Abstract

Increased use of secondary raw materials in metal production offers several benefits including reduced cost and lowered energy burden. The lower cost of secondary or scrap materials is accompanied by an increased uncertainty in elemental composition. This increased uncertainty for different scraps, if not managed well, results in an increased risk that the elemental concentrations in the final products fall outside customer specifications. Previous results show that incorporating this uncertainty explicitly into batch planning can modify the potential use of scrap materials while managing risk. Chance-constrained formulations provide one approach to uncertainty-aware batch planning; however, typical formulations assume normal distributions to represent the compositional uncertainty of the materials.
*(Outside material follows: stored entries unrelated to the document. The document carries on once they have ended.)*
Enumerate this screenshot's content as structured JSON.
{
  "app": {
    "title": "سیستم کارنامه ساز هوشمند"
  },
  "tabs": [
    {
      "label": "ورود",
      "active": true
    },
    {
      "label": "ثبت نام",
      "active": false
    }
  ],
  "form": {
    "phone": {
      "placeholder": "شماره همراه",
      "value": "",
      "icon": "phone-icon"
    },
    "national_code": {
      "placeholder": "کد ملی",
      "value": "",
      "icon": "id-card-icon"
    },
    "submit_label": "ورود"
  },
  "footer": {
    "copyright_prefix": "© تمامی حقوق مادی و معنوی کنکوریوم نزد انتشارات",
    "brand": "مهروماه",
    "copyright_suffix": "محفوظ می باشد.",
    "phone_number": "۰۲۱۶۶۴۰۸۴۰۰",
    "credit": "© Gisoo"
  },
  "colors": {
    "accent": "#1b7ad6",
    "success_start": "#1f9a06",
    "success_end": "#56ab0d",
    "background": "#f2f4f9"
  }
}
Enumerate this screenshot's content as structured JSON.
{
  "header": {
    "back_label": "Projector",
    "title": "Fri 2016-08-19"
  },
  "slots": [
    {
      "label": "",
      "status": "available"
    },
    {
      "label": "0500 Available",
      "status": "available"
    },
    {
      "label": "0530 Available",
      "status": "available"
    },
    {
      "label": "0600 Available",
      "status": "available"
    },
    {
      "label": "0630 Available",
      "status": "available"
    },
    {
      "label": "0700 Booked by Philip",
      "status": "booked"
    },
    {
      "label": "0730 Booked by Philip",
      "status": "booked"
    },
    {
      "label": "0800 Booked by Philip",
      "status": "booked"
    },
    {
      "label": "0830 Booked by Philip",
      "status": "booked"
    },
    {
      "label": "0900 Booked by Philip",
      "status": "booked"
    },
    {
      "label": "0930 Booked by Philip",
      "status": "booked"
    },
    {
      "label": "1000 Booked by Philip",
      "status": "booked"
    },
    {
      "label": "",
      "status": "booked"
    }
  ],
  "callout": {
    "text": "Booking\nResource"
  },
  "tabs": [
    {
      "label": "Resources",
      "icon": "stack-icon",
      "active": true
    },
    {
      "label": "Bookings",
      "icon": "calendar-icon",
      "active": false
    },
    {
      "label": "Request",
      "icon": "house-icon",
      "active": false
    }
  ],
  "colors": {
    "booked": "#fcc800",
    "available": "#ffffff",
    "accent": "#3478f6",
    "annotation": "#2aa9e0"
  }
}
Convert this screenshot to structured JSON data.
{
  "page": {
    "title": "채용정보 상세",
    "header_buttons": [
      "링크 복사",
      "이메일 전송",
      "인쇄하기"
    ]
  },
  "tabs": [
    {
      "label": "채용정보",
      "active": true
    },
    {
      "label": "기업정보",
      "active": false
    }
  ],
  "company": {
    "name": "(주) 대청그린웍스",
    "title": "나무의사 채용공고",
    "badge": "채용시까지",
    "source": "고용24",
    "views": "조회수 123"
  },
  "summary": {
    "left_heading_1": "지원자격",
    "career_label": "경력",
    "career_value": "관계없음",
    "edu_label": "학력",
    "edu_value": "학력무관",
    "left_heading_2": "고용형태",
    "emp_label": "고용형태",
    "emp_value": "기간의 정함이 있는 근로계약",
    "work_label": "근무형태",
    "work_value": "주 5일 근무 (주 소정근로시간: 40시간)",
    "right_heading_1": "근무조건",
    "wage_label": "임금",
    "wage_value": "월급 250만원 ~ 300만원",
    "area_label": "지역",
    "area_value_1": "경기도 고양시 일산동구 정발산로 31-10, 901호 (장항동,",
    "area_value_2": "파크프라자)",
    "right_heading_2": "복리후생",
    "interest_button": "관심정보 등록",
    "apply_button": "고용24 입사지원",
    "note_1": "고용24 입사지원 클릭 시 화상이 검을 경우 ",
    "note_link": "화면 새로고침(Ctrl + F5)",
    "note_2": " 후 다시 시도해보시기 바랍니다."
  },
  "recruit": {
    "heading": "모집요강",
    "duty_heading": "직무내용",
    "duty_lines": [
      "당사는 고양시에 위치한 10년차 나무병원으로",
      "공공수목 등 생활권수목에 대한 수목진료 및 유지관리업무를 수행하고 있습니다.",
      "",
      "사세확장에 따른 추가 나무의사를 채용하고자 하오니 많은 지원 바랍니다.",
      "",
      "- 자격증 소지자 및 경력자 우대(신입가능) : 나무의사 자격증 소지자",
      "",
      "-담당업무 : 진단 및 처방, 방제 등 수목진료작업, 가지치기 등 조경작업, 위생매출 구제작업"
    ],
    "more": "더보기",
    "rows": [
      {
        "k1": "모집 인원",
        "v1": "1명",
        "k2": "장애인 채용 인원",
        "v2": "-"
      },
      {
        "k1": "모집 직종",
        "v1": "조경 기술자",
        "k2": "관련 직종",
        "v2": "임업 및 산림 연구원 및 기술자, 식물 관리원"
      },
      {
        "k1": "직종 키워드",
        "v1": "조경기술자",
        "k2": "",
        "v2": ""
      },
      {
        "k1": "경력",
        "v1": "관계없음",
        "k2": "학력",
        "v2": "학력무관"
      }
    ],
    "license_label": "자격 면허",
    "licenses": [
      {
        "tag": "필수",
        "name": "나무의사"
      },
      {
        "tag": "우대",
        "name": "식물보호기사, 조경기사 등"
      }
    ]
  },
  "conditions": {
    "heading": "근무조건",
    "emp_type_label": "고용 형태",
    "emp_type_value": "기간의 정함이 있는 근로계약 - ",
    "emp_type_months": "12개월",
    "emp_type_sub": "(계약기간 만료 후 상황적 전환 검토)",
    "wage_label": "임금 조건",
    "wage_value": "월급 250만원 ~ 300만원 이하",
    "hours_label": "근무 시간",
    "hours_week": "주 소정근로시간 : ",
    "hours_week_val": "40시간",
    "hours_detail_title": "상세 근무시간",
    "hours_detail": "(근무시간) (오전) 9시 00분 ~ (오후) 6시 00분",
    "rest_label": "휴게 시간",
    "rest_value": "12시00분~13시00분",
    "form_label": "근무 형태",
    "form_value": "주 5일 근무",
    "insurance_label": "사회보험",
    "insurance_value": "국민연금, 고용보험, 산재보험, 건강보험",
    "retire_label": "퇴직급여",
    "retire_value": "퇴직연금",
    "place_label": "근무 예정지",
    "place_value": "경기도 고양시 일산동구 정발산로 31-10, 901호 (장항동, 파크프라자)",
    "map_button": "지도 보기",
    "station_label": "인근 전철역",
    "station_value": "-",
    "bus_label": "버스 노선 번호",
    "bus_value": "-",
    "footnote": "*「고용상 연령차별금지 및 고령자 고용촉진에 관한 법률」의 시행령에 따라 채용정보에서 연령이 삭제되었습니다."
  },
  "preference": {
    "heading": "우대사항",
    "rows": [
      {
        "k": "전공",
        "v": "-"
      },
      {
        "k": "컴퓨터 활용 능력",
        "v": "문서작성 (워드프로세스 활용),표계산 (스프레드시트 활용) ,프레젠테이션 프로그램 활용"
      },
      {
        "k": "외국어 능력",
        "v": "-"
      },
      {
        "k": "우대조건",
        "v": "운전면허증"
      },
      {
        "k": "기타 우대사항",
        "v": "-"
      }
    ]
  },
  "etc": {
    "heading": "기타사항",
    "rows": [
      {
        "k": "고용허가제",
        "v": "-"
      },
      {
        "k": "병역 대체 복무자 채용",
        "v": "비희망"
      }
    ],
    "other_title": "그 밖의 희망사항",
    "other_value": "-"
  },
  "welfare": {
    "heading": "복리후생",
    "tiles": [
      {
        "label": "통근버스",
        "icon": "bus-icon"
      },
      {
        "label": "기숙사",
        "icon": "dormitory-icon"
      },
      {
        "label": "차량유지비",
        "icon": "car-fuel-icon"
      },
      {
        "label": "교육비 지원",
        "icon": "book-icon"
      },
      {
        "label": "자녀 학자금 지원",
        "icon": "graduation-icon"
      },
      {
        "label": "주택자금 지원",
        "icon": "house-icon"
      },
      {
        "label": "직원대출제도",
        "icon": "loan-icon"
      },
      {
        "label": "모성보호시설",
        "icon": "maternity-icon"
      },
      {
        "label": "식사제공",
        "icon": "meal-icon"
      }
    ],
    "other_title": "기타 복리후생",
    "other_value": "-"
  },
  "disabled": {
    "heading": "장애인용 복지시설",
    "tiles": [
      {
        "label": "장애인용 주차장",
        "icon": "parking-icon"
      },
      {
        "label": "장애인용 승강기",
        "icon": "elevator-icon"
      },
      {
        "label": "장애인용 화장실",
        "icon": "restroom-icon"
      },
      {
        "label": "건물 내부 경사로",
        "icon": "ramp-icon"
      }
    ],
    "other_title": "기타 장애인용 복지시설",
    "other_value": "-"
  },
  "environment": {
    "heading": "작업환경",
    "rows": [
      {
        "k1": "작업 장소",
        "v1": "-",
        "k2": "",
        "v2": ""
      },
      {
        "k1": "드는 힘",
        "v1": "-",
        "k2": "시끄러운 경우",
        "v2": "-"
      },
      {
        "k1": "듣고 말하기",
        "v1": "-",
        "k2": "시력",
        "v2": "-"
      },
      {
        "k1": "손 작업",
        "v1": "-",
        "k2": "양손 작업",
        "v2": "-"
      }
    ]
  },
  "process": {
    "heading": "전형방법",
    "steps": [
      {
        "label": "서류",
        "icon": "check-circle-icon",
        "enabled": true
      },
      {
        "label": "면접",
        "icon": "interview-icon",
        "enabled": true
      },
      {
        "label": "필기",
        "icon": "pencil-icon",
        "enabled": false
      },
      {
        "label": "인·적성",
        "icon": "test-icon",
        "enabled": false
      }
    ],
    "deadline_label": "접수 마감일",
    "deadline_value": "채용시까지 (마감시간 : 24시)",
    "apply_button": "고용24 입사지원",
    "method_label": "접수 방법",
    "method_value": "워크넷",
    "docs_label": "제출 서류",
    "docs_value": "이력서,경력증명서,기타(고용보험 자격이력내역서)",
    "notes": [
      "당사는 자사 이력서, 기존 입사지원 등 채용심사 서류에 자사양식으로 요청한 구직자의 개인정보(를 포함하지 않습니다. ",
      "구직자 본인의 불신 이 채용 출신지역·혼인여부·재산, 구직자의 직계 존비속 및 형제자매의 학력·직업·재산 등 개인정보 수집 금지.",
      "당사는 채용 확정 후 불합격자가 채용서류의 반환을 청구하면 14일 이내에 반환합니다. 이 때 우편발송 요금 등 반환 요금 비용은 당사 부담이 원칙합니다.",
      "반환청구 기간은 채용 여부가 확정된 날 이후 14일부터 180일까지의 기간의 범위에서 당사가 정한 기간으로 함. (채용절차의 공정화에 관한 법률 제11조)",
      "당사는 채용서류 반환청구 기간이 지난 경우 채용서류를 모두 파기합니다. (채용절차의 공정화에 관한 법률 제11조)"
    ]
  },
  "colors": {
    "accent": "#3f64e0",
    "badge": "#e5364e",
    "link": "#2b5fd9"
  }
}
Compositional variation in scrap materials has been shown to have a skewed distribution, and therefore, the performance of these models, in terms of their ability to provide effective planning, it may then be heavily influenced by the structure of the compositional data used. To address this issue, this work developed several approximations for skewed distributional forms within chance-constrained formulations. We explored a lognormal approximation based on Fenton’s method; a convex approximation based on Bernstein inequalities; and a linear approximation using fuzzy set theory. Each of these methods was formulated and case studies executed using compositional data from an aluminum remelter. Results indicate that the relationship between the underlying structure/distribution of the compositional data and how these distributions are formulated in batch planning can modify the use of secondary raw materials.